Back home, Emkay Global Financial Services has a target price of Rs 340 on the stock on “undemanding valuation, stable liability profile, and expected sharp improvement in risk-adjusted returns”.
“Despite recent run up, when stripping off subs/investment value, SBI’s valuation is undemanding at 0.5x Dec’22E P/ABV. SBI’s long-standing & enviable liability profile, higher retail orientation among PSBs and expected sharp improvement in risk-adjusted returns (RoRWA), given renewed focus on profitability while maintaining market dominance, call for a re-rating. We raise FY21-23E EPS by 3-15 per cent on better growth/asset-quality expectations,” it said in a report dated January 3.
After unlocking, retail growth is swiftly moving toward pre-Covid level driven by home loans, in which SBI has a leadership position, and auto loans, where it has made deep inroads due to competitive rates.
“Factoring in better growth outlook, we are raising F22/23E credit growth estimate by 200 bps to 10 per cent/15 per cent. Management believes that ‘Digital’ is going to be the soul of future banking.
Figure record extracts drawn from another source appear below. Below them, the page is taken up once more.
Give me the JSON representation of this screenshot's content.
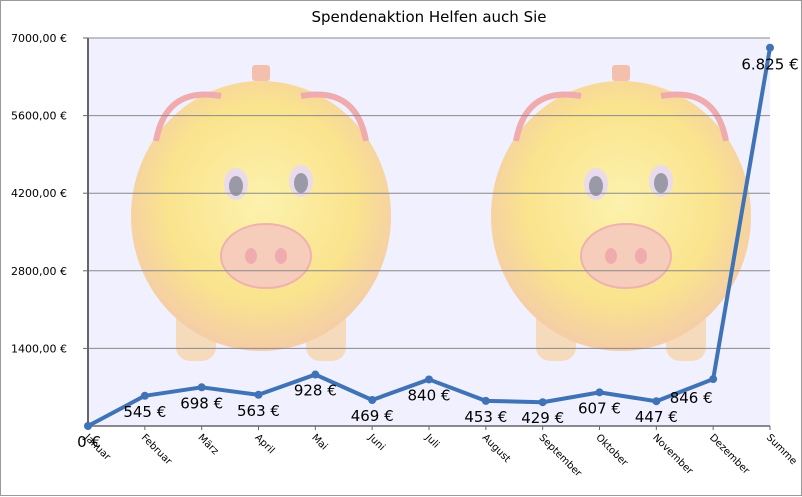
{
  "chart_data": {
    "type": "line",
    "title": "Spendenaktion Helfen auch Sie",
    "categories": [
      "Januar",
      "Februar",
      "März",
      "April",
      "Mai",
      "Juni",
      "Juli",
      "August",
      "September",
      "Oktober",
      "November",
      "Dezember",
      "Summe"
    ],
    "series": [
      {
        "values": [
          0,
          545,
          698,
          563,
          928,
          469,
          840,
          453,
          429,
          607,
          447,
          846,
          6825
        ],
        "data_labels": [
          "0 €",
          "545 €",
          "698 €",
          "563 €",
          "928 €",
          "469 €",
          "840 €",
          "453 €",
          "429 €",
          "607 €",
          "447 €",
          "846 €",
          "6.825 €"
        ],
        "color": "#3f73b5"
      }
    ],
    "yticks": [
      {
        "value": 1400,
        "label": "1400,00 €"
      },
      {
        "value": 2800,
        "label": "2800,00 €"
      },
      {
        "value": 4200,
        "label": "4200,00 €"
      },
      {
        "value": 5600,
        "label": "5600,00 €"
      },
      {
        "value": 7000,
        "label": "7000,00 €"
      }
    ],
    "ylim": [
      0,
      7000
    ],
    "grid": true,
    "legend": "none",
    "plot_background": "#f0f0ff",
    "background_image": "piggy-bank-icon"
  }
}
It feels that SBI has a strong digital platform across asset/liability verticals to drive growth/fees, contain costs and improve core RoAs,” it added.
On the capital front, analysts at Emkay believe the bank remains largely self-funded, supported by improving core profitability and value unlocking in subsidiaries that are steadily gaining market share.
“The value accretion/unlocking in the subsidiaries should continue. So the bank will raise external equity capital only if it is available at favorable rates. The forced investment in YES Bank could also prove to be a blessing in disguise in the long run. Its profitable YONO digital platform, if carved separately, could be valued at Rs 29,500 crore (equals ~12 per cent of the bank’s current Mcap). We value subs/investments at Rs 1.33 trillion post holdco discount, contributing 44 per cent of Mcap at the TP,” it said.
Earnings expectation
Motilal Oswal Financial Services believes SBIN appears well-positioned to report a strong uptick in earnings as the uncertainty brought about by the pandemic has receded significantly. That said, the bank’s bottom-line figures could come under pressure.
MOFSL pegs the bank’s net profit at Rs 4,720 crore, while those at Edelweiss Securities see the PAT at Rs 3,830 crore. The lender has reported a profit of Rs 5,583.4 crore in Q3FY20. Asset quality is seen deteriorating with the gross NPA ratio (GNPA ratio) climbing to 6.3 per cent from 5.3 per cent QoQ, and NNPA ratio to 2 per cent from 1.6 per cent.